Felizes os que tem fome (e sede de justiça)

Aparição de Cristo aos pobres,
 Aleksandr Andreyevich Ivanov (1806-1858)
Se com respeito à primeira bem aventurança, Lucas é mais abrangente que Mateus. Nesta, que trata do problema dos famintos, Mateus extrapola as fronteiras da carência alimentar, estendendo as palavras de Jesus a todos os que são feitos carentes pela injustiça. Podemos dizer que esta é a mais humana de todas as bem
aventuranças, porque não se refere a uma situação local ou a uma circunstância específica. Ela denuncia todas as formas de carência que empurram o ser humano para os limites da morte. Jesus diz que bem aventurados são todos aqueles que estão prestes a morrer se a sua carência não for imediatamente satisfeita.

Basta um olhar superficial do mundo à nossa para vermos quem são as pessoas que vivem nos estertores da morte. Basta uma rápida reflexão para entendermos que esta bem aventurança é dirigida apenas aos que vivem sob intenso risco de perderem as suas vidas pela falta do que é mais essencial e básico, pela ausência total de comiseração, pela negação enfática da sua condição humana e pela subtração flagrante dos seus direitos como pessoa. É bem possível que muitos da comunidade de Mateus, composta em sua maioria por pessoas que foram expulsas de Jerusalém após a destruição do templo, vivessem sob estas ameaças. É bastante provável que nos primeiros anos da igreja primitiva, os seus membros, ao ouvirem estas palavras, se conscientizassem de que eram eles esses bem aventurados, e reconfortados, se empenhassem mais ainda em pregar o evangelho.

Era esta a proposta inicial do movimento iniciado por Cristo. Era justamente esse o futuro que os cristãos poderiam esperar para si. Não podemos dizer jamais que foi algo inesperado ou ocasional, pois era a meta que Jesus havia tratado com minúcias e com o seu próprio exemplo. Ser cristão era esperar que as perseguições, afrontas, injustiças e martírios fossem consequência natural do seu ministério, exatamente como aconteceu no ministério de Jesus.
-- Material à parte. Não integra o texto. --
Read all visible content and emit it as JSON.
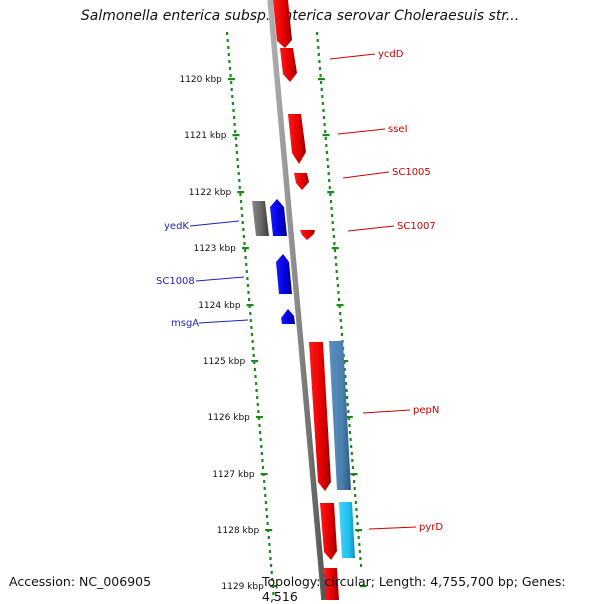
{
  "title": "Salmonella enterica subsp. enterica serovar Choleraesuis str...",
  "footer": {
    "accession": "Accession: NC_006905",
    "topology": "Topology: circular; Length: 4,755,700 bp; Genes: 4,516"
  },
  "scale_labels": [
    "1120 kbp",
    "1121 kbp",
    "1122 kbp",
    "1123 kbp",
    "1124 kbp",
    "1125 kbp",
    "1126 kbp",
    "1127 kbp",
    "1128 kbp",
    "1129 kbp"
  ],
  "gene_labels_right": [
    "ycdD",
    "sseI",
    "SC1005",
    "SC1007",
    "pepN",
    "pyrD"
  ],
  "gene_labels_left": [
    "yedK",
    "SC1008",
    "msgA"
  ],
  "colors": {
    "forward_gene": "#ff0000",
    "reverse_gene": "#0000ee",
    "other_gene": "#666666",
    "steel_gene": "#4a80b0",
    "cyan_gene": "#22c4f0",
    "backbone": "#888888",
    "tick": "#1a8a1a"
  }
}
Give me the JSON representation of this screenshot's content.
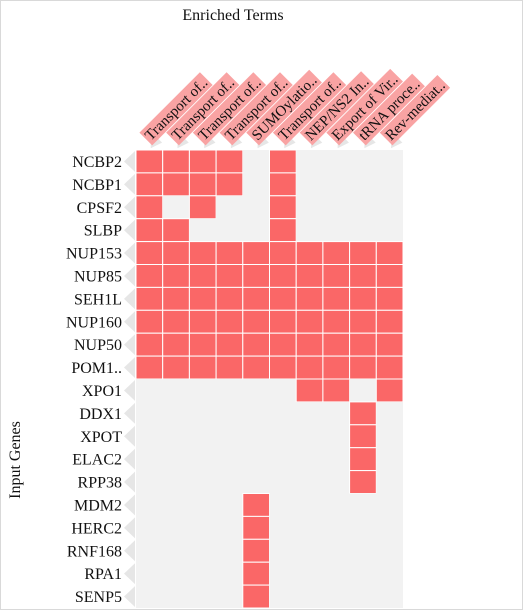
{
  "chart_data": {
    "type": "heatmap",
    "title": "Enriched Terms",
    "ylabel": "Input Genes",
    "columns": [
      "Transport of..",
      "Transport of..",
      "Transport of..",
      "Transport of..",
      "SUMOylatio..",
      "Transport of..",
      "NEP/NS2 In..",
      "Export of Vir..",
      "tRNA proce..",
      "Rev-mediat.."
    ],
    "rows": [
      "NCBP2",
      "NCBP1",
      "CPSF2",
      "SLBP",
      "NUP153",
      "NUP85",
      "SEH1L",
      "NUP160",
      "NUP50",
      "POM1..",
      "XPO1",
      "DDX1",
      "XPOT",
      "ELAC2",
      "RPP38",
      "MDM2",
      "HERC2",
      "RNF168",
      "RPA1",
      "SENP5"
    ],
    "matrix": [
      [
        1,
        1,
        1,
        1,
        0,
        1,
        0,
        0,
        0,
        0
      ],
      [
        1,
        1,
        1,
        1,
        0,
        1,
        0,
        0,
        0,
        0
      ],
      [
        1,
        0,
        1,
        0,
        0,
        1,
        0,
        0,
        0,
        0
      ],
      [
        1,
        1,
        0,
        0,
        0,
        1,
        0,
        0,
        0,
        0
      ],
      [
        1,
        1,
        1,
        1,
        1,
        1,
        1,
        1,
        1,
        1
      ],
      [
        1,
        1,
        1,
        1,
        1,
        1,
        1,
        1,
        1,
        1
      ],
      [
        1,
        1,
        1,
        1,
        1,
        1,
        1,
        1,
        1,
        1
      ],
      [
        1,
        1,
        1,
        1,
        1,
        1,
        1,
        1,
        1,
        1
      ],
      [
        1,
        1,
        1,
        1,
        1,
        1,
        1,
        1,
        1,
        1
      ],
      [
        1,
        1,
        1,
        1,
        1,
        1,
        1,
        1,
        1,
        1
      ],
      [
        0,
        0,
        0,
        0,
        0,
        0,
        1,
        1,
        0,
        1
      ],
      [
        0,
        0,
        0,
        0,
        0,
        0,
        0,
        0,
        1,
        0
      ],
      [
        0,
        0,
        0,
        0,
        0,
        0,
        0,
        0,
        1,
        0
      ],
      [
        0,
        0,
        0,
        0,
        0,
        0,
        0,
        0,
        1,
        0
      ],
      [
        0,
        0,
        0,
        0,
        0,
        0,
        0,
        0,
        1,
        0
      ],
      [
        0,
        0,
        0,
        0,
        1,
        0,
        0,
        0,
        0,
        0
      ],
      [
        0,
        0,
        0,
        0,
        1,
        0,
        0,
        0,
        0,
        0
      ],
      [
        0,
        0,
        0,
        0,
        1,
        0,
        0,
        0,
        0,
        0
      ],
      [
        0,
        0,
        0,
        0,
        1,
        0,
        0,
        0,
        0,
        0
      ],
      [
        0,
        0,
        0,
        0,
        1,
        0,
        0,
        0,
        0,
        0
      ]
    ],
    "colors": {
      "present": "#fa6767",
      "absent": "#f2f2f2",
      "label_bg": "#f9a3a3"
    },
    "grid": false,
    "legend": "none"
  }
}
Basta que nos lembremos do seu sermão sacerdotal nos trechos em que o evangelista João estas advertências. Lembrem do que eu disse: “O empregado não é mais importante do que o patrão”. Se as pessoas que são do mundo me perseguiram, também perseguirão vocês.

O que mais preocupa é a posição que a igreja tomou diante dessas ameaças. O primeiro sinal de um confronto é imediatamente divulgado ao mundo e providências são tomadas no sentido de que a perseguição a esses cristãos deixe de existir, e isso é feito sob pena de sanções retaliatórias de governo de países que se confessam também cristãos. A não ser por uma ou outra perseguição pontual, como a que acontece atualmente no Iraque, ou de algum missionário que ousa descumprir as leis locais para ser fiel ao seu chamado, todas as demais perseguições existentes hoje tem origem nas nossas igrejas cristãs.
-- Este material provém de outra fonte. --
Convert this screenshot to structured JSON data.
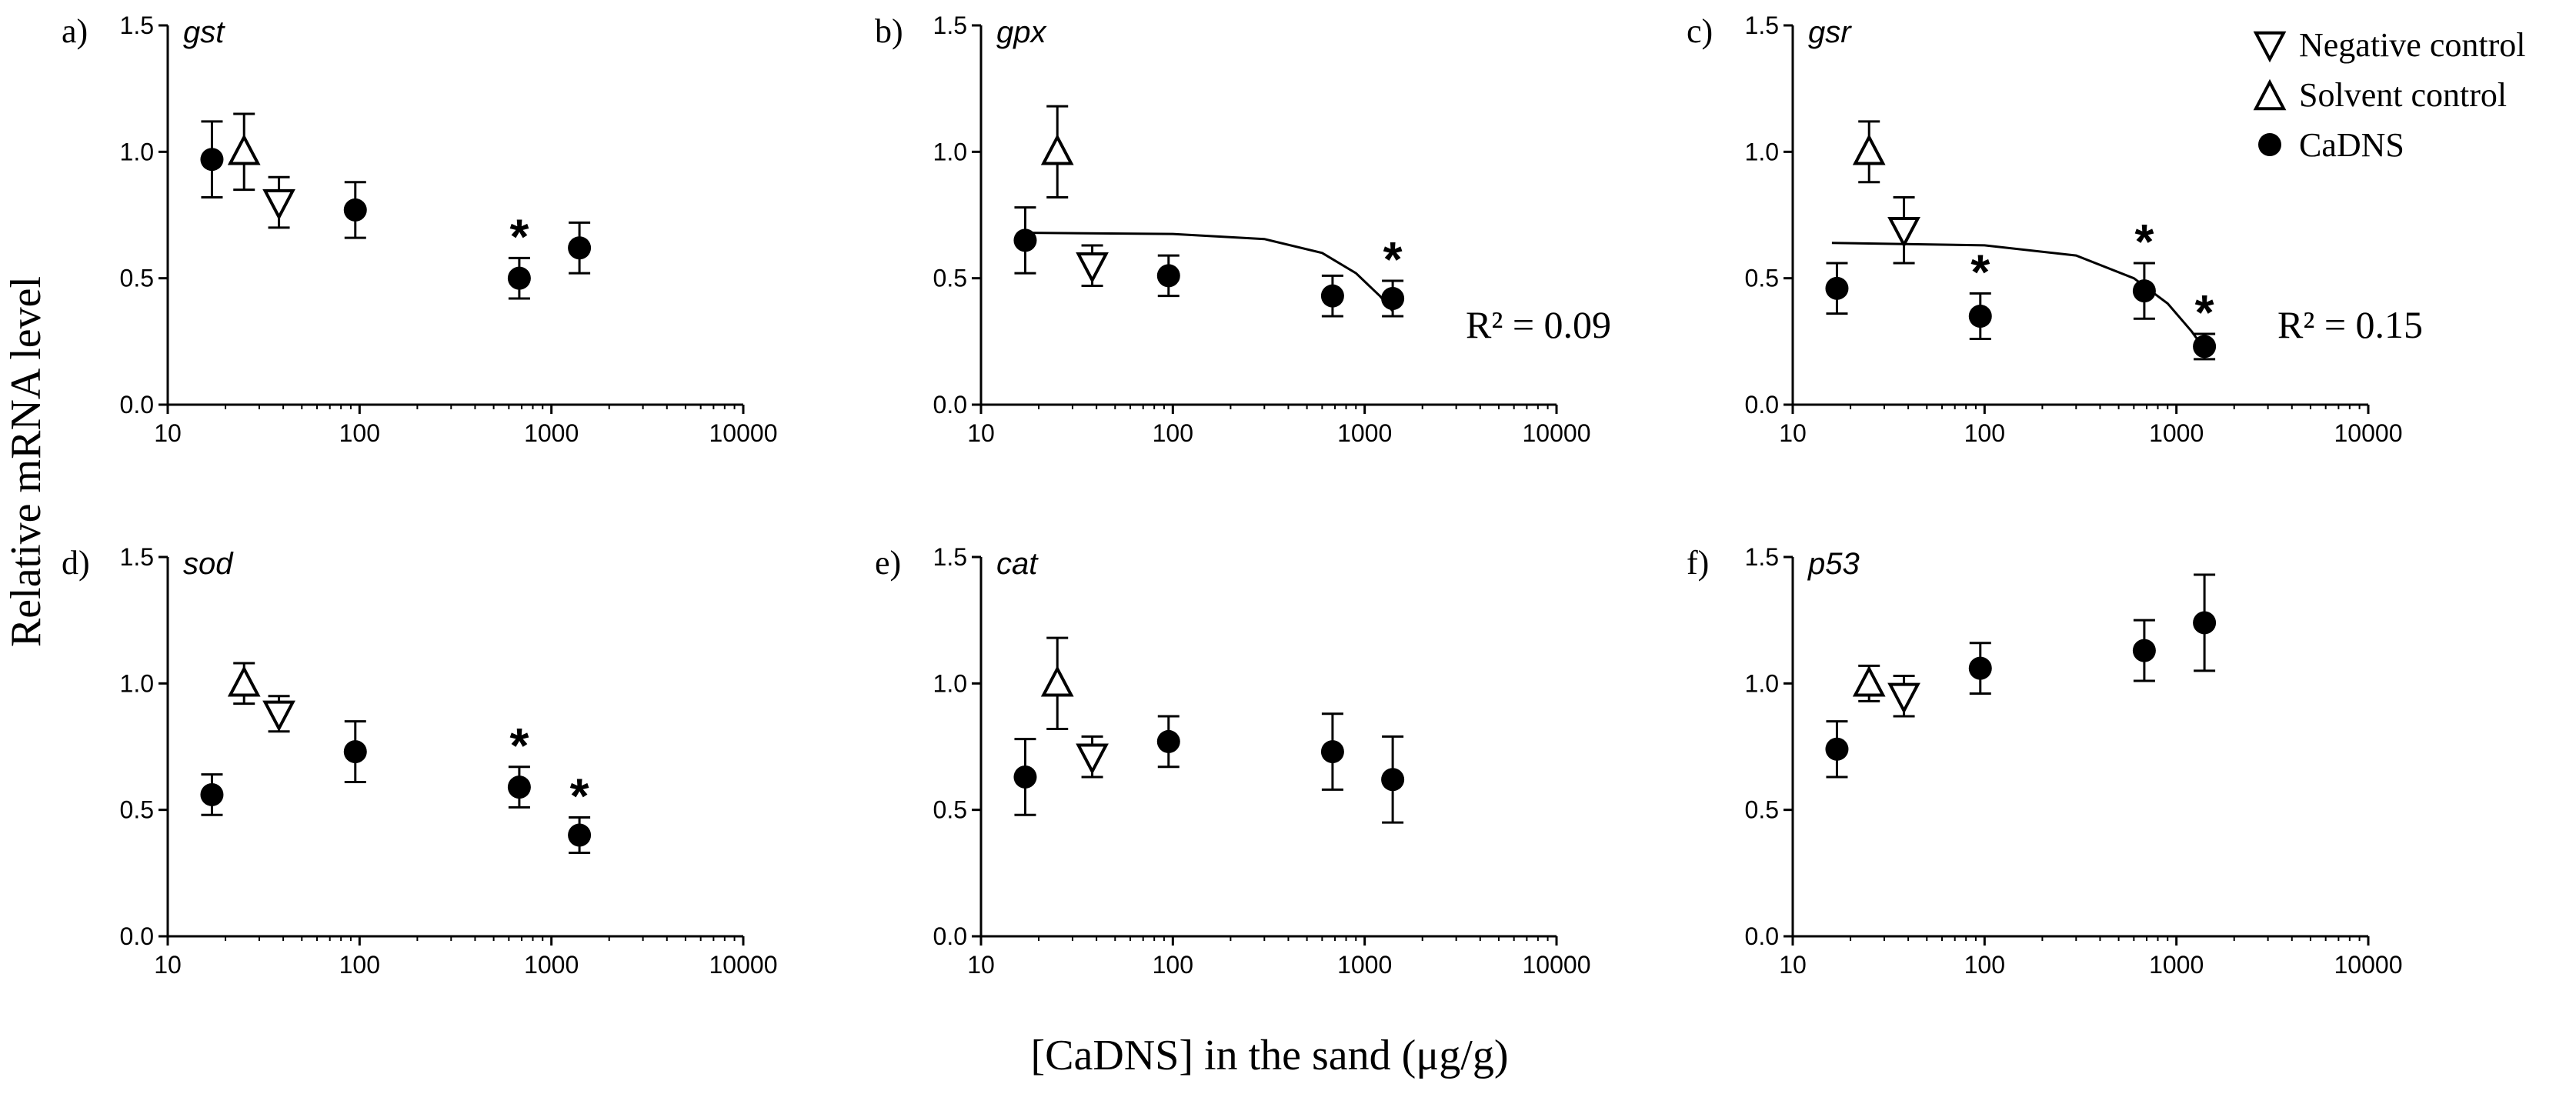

Diante disso, devemos concluir com tristeza que não há mais entre nós bem aventurados. Uma vez que a bem aventurança se destina aos que estão sob risco, não tendo quem os socorra, ela não se aplica de forma alguma ao nosso caso, que vivemos um cristianismo tranquilo, com igrejas de portas abertas em praças púbicas, programas de televisão em horário nobre e campanhas para arrecadação financeiras bilionárias. Isto tudo só faz negar o princípio básico de que ser cristão é no mínimo estar do lado do que está faminto e sedento de justiça, quando não se assume como o próprio objeto da bem aventurança.

O mundo que aborrecia Jesus era bem diferente do mundo em que vivemos hoje. O mundo que levou um inocente e justo ao limiar do sofrimento suportável, mudou radicalmente. Antes eram os inimigos de Deus que exauriam as suas forças na tentativa de anular o seu plano de salvação. Hoje, são os salvos que fazem de tudo para deixar de fora aqueles por quem também Cristo honrou em si a bem aventurança da carência em todos os seus níveis. Restam-nos como consolo as suas próprias palavras: Se o mundo odeia vocês, lembrem que ele me odiou primeiro. O mundo vocês vão sofrer; mas tenham coragem. Eu venci o mundo. Ele venceu aquele mundo, há de vencer também o nosso.